Chicago Tribune: CAIR-CHICAGO ED on Muslim Ban Reversal

 
Chicago, IL - CAIR-Chicago Executive Director Ahmed Rehab speaks to a crowd protesting the Muslim Ban outside of O’Hare Airport on January 28, 2017.

Chicago, IL - CAIR-Chicago Executive Director Ahmed Rehab speaks to a crowd protesting the Muslim Ban outside of O’Hare Airport on January 28, 2017.

 

Shortly after taking the oath of office, President Joe Biden signed an executive order ending the ban on travel from some Muslim-majority countries — reversing one of Donald Trump’s signature acts and signaling a more inclusive vision for America.

Biden’s move sent reverberations of optimism, albeit cautious, through Chicago’s Muslim community.

“It’s a day of celebration for Muslims, not only in Chicago but throughout the United States,” said Saba Khan, chairperson for civic engagement at the Council of Islamic Organizations of Greater Chicago. “It’s a joyous time. I feel like we are getting our America back. We stumbled for a time, but we are back, hopefully.”

Khan said her organization spent the last four years offering support and guidance to families and individuals who were unable to travel to see relatives, or who feared that if they did, they’d be barred from coming back home to the United States to rejoin friends and family, complete academic studies, continue medical treatments they’d begun here, or return to the careers they’d built and cultivated.

“Just knowing there are not these kind of restrictions,” Khan said, “that there is now this freedom for people, that they can go back when they want to go back and, of course, follow due process and in compliance with laws and in compliance with rules. It’s an amazing feeling, to know you are free to go visit your own family and your own people when you want to.”

In January 2017, Trump signed an executive order placing a 120-day pause on the refugee resettlement program, placed an indefinite ban on Syrian refugees and banned nationals from seven Muslim-majority nations — Iran, Iraq, Libya, Somalia, Sudan, Syria and Yemen — from entering the U.S. for 90 days. Later that year, he introduced a version of the ban that lasted indefinitely.

In June 2018 , the Supreme Court upheld the ban, rejecting a challenge that it discriminated against Muslims or exceeded Trump’s authority by a vote of 5-4.

“The last four years brought so much agony that did not need to happen,” said Ahmed Rehab, executive director of the Chicago office of the Council on American-Islamic Relations. “Thousands of families were affected by this needlessly. Biden lifting the Muslim ban as one of his first executive orders feels like the right correction of that history.”

Rehab’s organization established a traveler’s assistance project to match lawyers to travelers who are “Muslim or Muslim-perceived” and who worried about being detained without cause.

“We saw a lot of agony,” Rehab said, “a lot of tears.”

Naser Nasser, an immigration consultant who lives in Chicago and works out of Palos Hills, has spent the last four years helping clients fill out immigration forms and travel to and from the United States for medical care, academic studies and more. He said COVID-19 has added a layer of complication onto a system already filled with roadblocks.

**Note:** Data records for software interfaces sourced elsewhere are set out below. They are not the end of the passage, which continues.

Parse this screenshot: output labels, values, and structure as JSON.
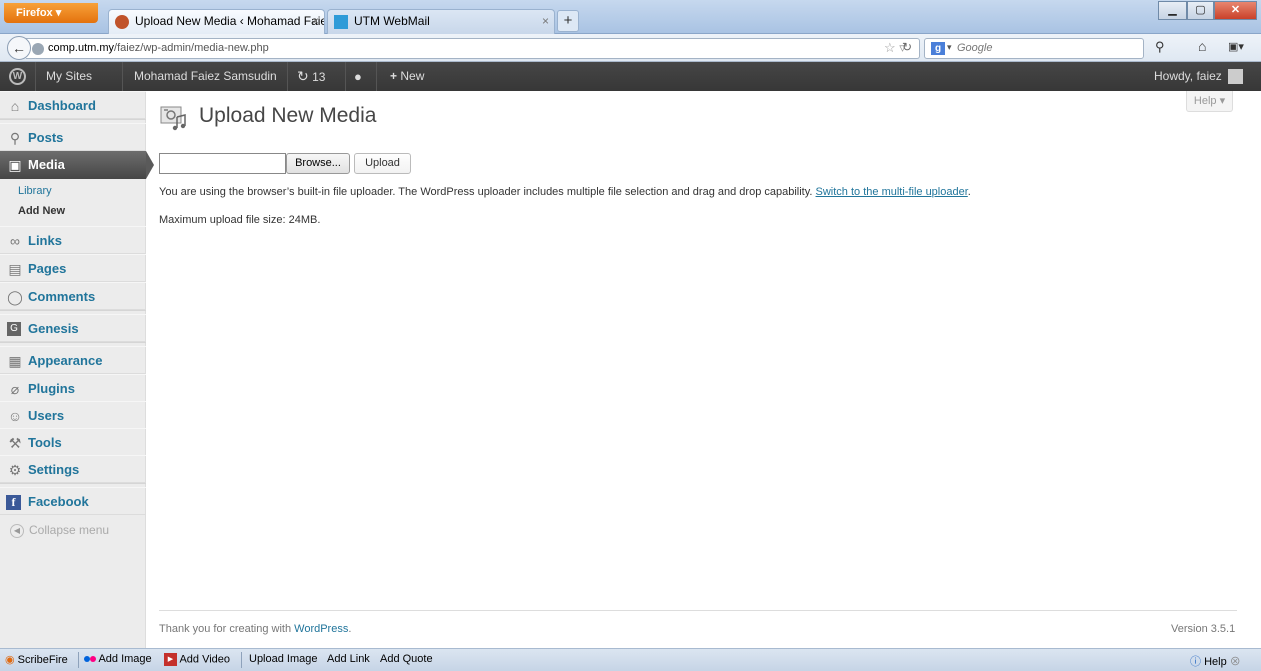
{
  "browser": {
    "menu_button": "Firefox",
    "tabs": [
      {
        "label": "Upload New Media ‹ Mohamad Faiez ...",
        "close": "×"
      },
      {
        "label": "UTM WebMail",
        "close": "×"
      }
    ],
    "new_tab": "+",
    "url_domain": "comp.utm.my",
    "url_path": "/faiez/wp-admin/media-new.php",
    "search_placeholder": "Google"
  },
  "adminbar": {
    "my_sites": "My Sites",
    "site_name": "Mohamad Faiez Samsudin",
    "updates_count": "13",
    "new_label": "New",
    "howdy": "Howdy, faiez"
  },
  "sidebar": {
    "items": [
      {
        "label": "Dashboard",
        "icon": "home-icon"
      },
      {
        "label": "Posts",
        "icon": "pin-icon"
      },
      {
        "label": "Media",
        "icon": "media-icon"
      },
      {
        "label": "Links",
        "icon": "link-icon"
      },
      {
        "label": "Pages",
        "icon": "pages-icon"
      },
      {
        "label": "Comments",
        "icon": "comment-icon"
      },
      {
        "label": "Genesis",
        "icon": "genesis-icon"
      },
      {
        "label": "Appearance",
        "icon": "appearance-icon"
      },
      {
        "label": "Plugins",
        "icon": "plugin-icon"
      },
      {
        "label": "Users",
        "icon": "users-icon"
      },
      {
        "label": "Tools",
        "icon": "tools-icon"
      },
      {
        "label": "Settings",
        "icon": "settings-icon"
      },
      {
        "label": "Facebook",
        "icon": "facebook-icon"
      }
    ],
    "submenu": [
      {
        "label": "Library"
      },
      {
        "label": "Add New"
      }
    ],
    "collapse": "Collapse menu"
  },
  "main": {
    "help": "Help",
    "title": "Upload New Media",
    "browse": "Browse...",
    "upload": "Upload",
    "note": "You are using the browser’s built-in file uploader. The WordPress uploader includes multiple file selection and drag and drop capability.",
    "note_link": "Switch to the multi-file uploader",
    "max_size": "Maximum upload file size: 24MB.",
    "footer_thanks": "Thank you for creating with",
    "footer_link": "WordPress",
    "version": "Version 3.5.1"
  },
  "addonbar": {
    "scribefire": "ScribeFire",
    "add_image": "Add Image",
    "add_video": "Add Video",
    "upload_image": "Upload Image",
    "add_link": "Add Link",
    "add_quote": "Add Quote",
    "help": "Help"
  },
  "colors": {
    "link": "#21759b",
    "adminbar": "#464646",
    "sidebar": "#ececec"
  }
}
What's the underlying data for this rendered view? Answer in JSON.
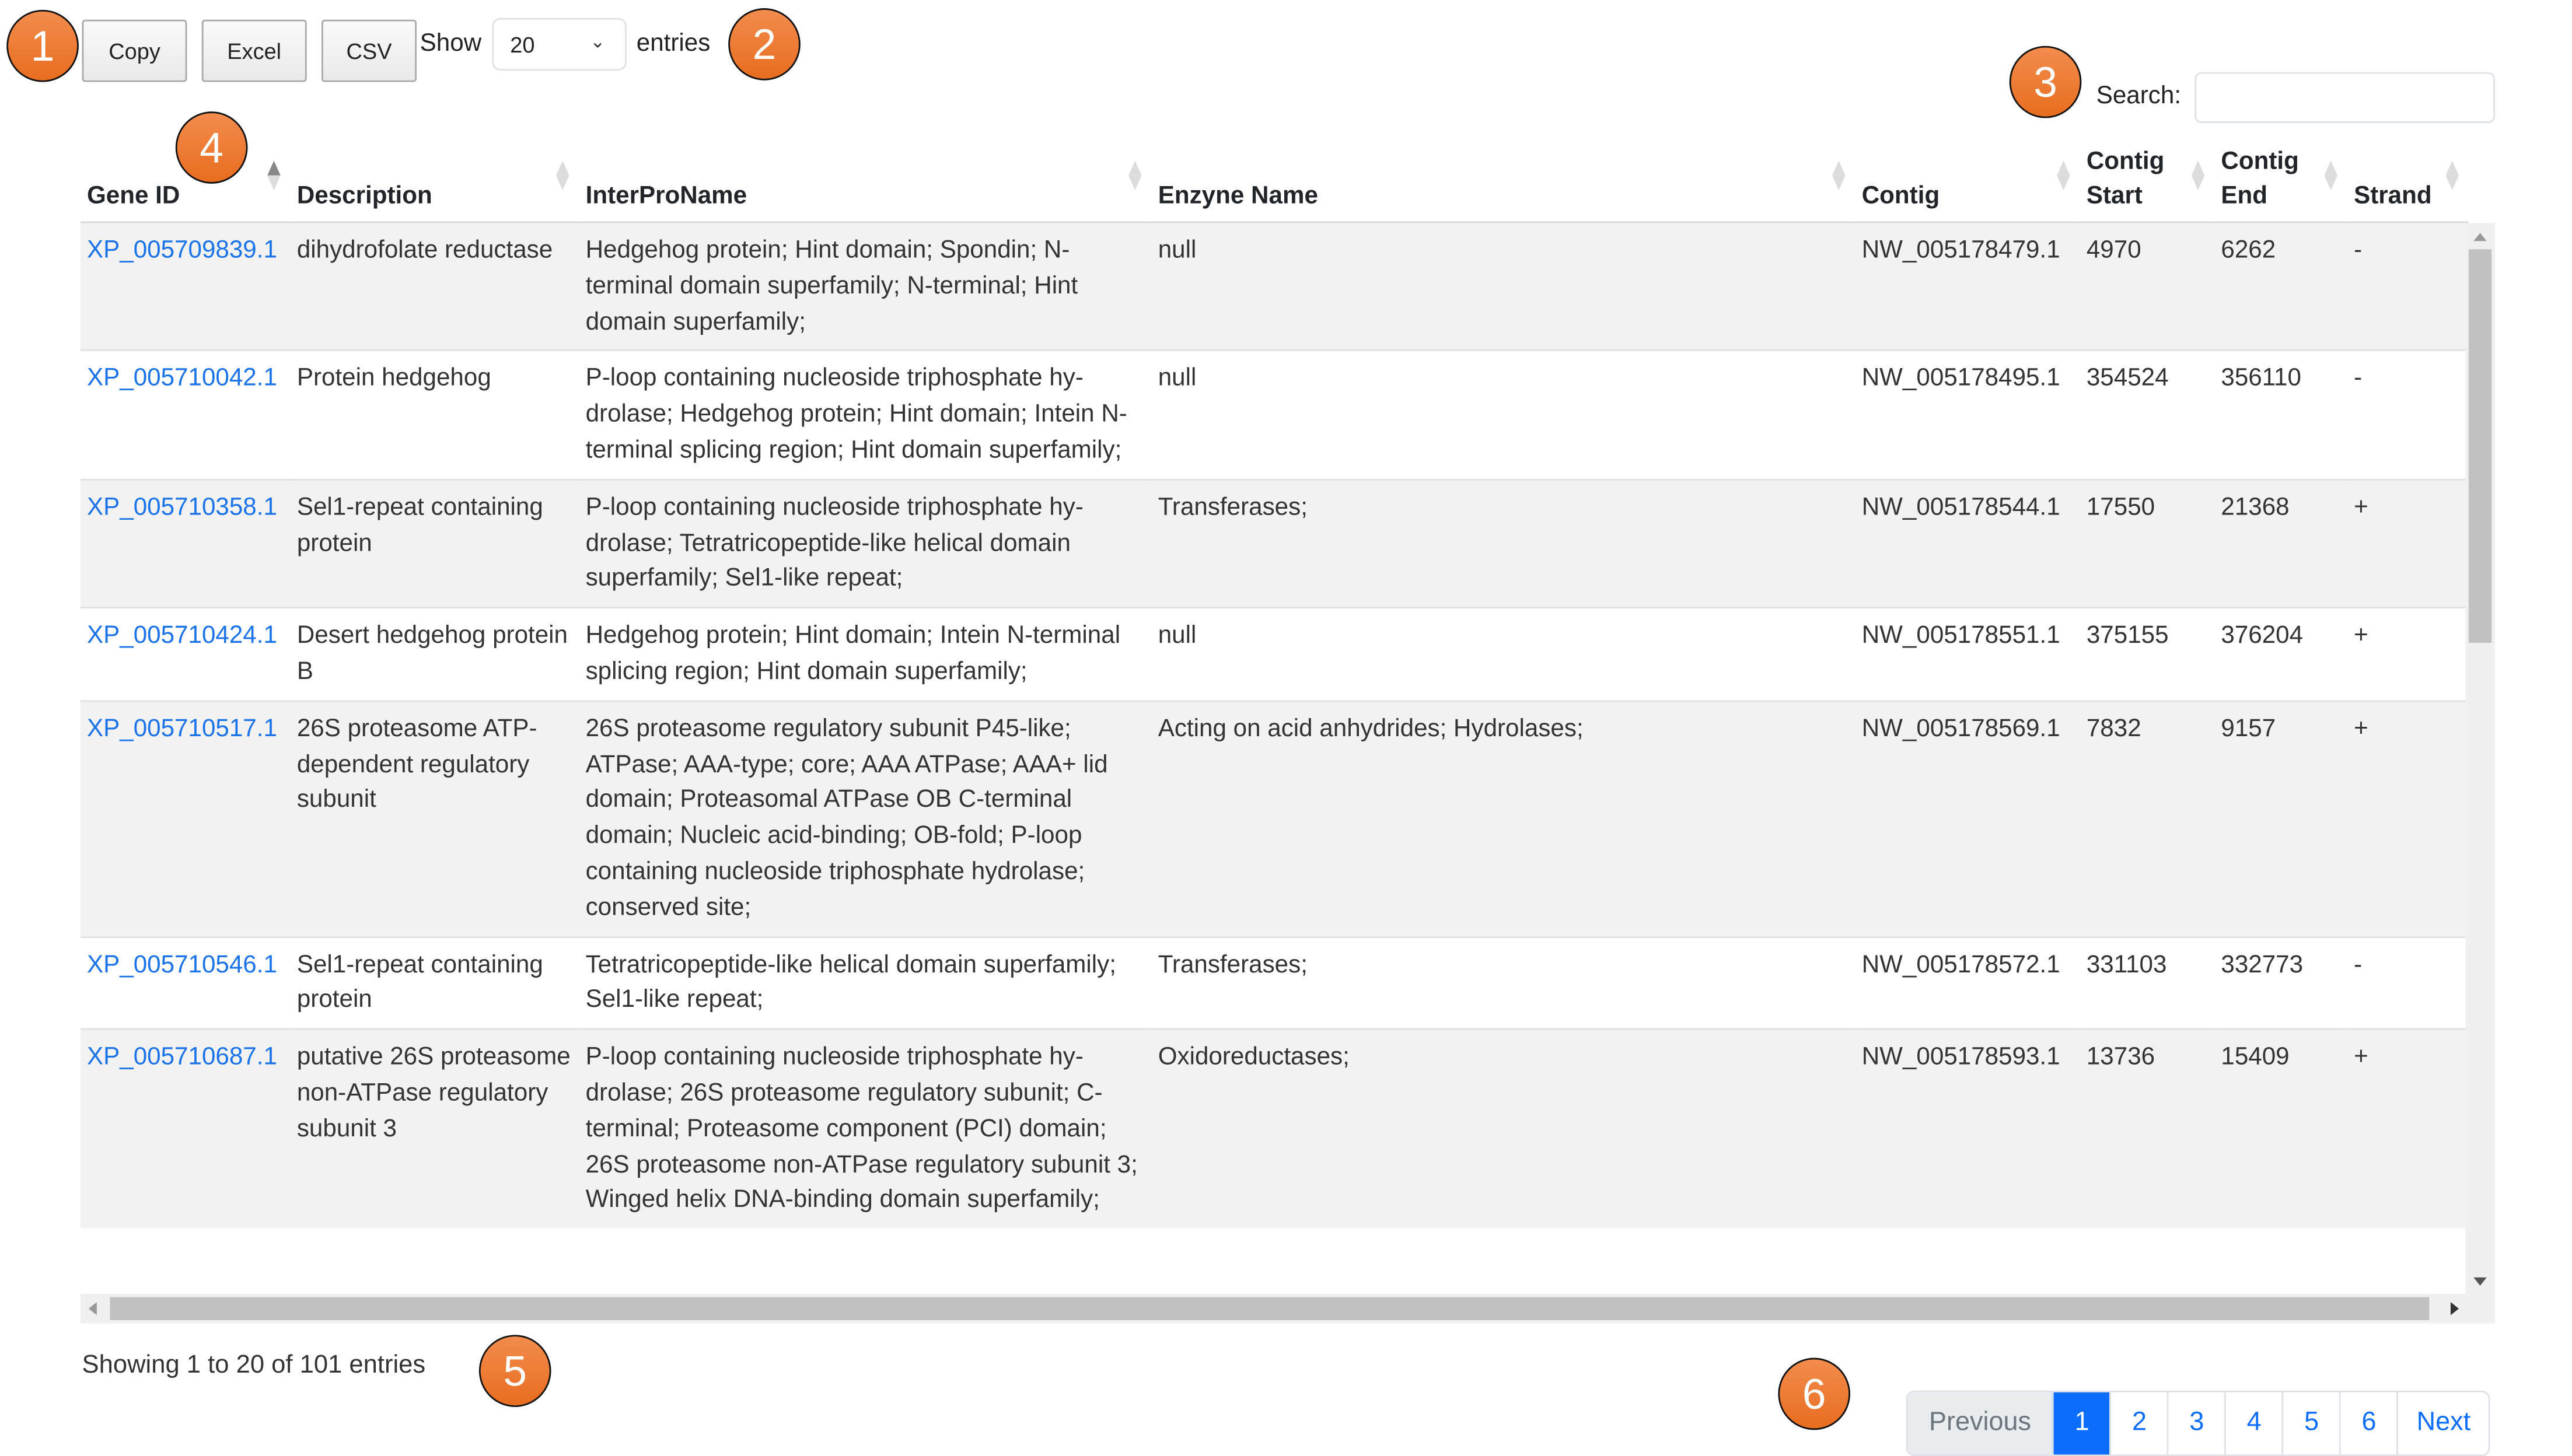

“We’ve had families not knowing if they’ll ever see each other again with this pandemic,” Nasser said. “Lifting this ban is a huge deal.”

Welcoming more immigrants to travel in and out of the United States more freely is a boon to America too, Nasser said.

“The travel ban limited the expertise from people overseas who are valuable assets to the country — doctors, scientists, engineers,” Nasser said. “Besides reuniting families, getting rid of the ban is a good asset to America.”

Rehab said lifting the ban is a vote of confidence in America’s people and the systems it has in place to protect them.

“My take has always been, if we’re going to take on where you were born and what faith you have and your nationality as singular factors for whether you’re a security threat, we’re both selling our security short and hurting families needlessly,” Rehab said. “Do the work to figure out who’s a danger and who’s not. The ban was lazy, political red meat to the base. This is a correction.”

Khan said the Council of Islamic Organizations of Greater Chicago is inviting faith-based organizations around Chicago to write notes of support and celebration for Biden’s executive order. She and her colleagues will share the notes on CIOGC’s website and social media channels.

“The purpose is to send a message that we are happy about what happened,” Khan said, “and we are going to hold the Biden administration to the promise they made on their first day.”

The ban, Rehab said, can be eliminated with a pen stroke. The sentiments that fed it and were stoked by it can’t.

“I’m not going to fool myself into thinking you sign a piece of paper and the culture and mentality changes overnight,” Rehab said. “But I’m cautiously optimistic. It’s the right step, absolutely.”

I wholeheartedly agree. It’s a step closer to the promise of an America that embraces, protects and values people of all faiths, all backgrounds, all nationalities.